Cook the pasta: Bring a large pot of salted water to a boil. Add 1 pound of pasta and cook according to package instructions until al dente (usually about 8–10 minutes). Drain the pasta in a colander and rinse under cold water to cool it down and stop the cooking process. Set aside.
Prep the veggies and herbs: While the pasta is cooking, chop 1 pint of cherry tomatoes in half, dice 1 cucumber, thinly slice or dice ¼ red onion, and chop a handful each of fresh parsley and basil. If using black olives from a jar, drain and slice about 6–8 ounces.
Combine the salad: In a large mixing bowl, add the cooled pasta, tomatoes, cucumber, red onion, olives, crumbled feta cheese (about 1 cup), and chopped herbs.
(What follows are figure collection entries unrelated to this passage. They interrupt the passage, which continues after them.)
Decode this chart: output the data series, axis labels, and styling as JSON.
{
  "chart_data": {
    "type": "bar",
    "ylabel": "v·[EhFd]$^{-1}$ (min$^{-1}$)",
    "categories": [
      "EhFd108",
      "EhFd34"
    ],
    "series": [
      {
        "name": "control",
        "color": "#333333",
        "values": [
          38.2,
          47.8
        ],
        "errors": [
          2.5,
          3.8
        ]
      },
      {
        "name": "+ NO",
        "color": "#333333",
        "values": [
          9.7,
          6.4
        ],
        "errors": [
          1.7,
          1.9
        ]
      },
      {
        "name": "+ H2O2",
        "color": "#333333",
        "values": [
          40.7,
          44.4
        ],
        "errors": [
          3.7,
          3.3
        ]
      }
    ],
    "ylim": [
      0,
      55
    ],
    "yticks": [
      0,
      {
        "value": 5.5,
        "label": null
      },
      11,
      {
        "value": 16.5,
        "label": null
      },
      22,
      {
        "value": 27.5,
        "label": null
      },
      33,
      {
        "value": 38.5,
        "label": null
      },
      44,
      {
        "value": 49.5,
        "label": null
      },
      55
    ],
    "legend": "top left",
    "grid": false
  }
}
Gently toss to combine.
Make the dressing: Combine all ingredients for dressing in medium size mixing bowl and whisk until combined.
Add the dressing: Pour your homemade lemon vinaigrette over the salad. Toss everything together until the pasta and veggies are evenly coated with dressing.
Chill and serve: Cover the bowl and refrigerate the pasta salad for at least 30 minutes before serving to let the flavors meld. Give it a gentle toss before serving and add extra dressing if needed.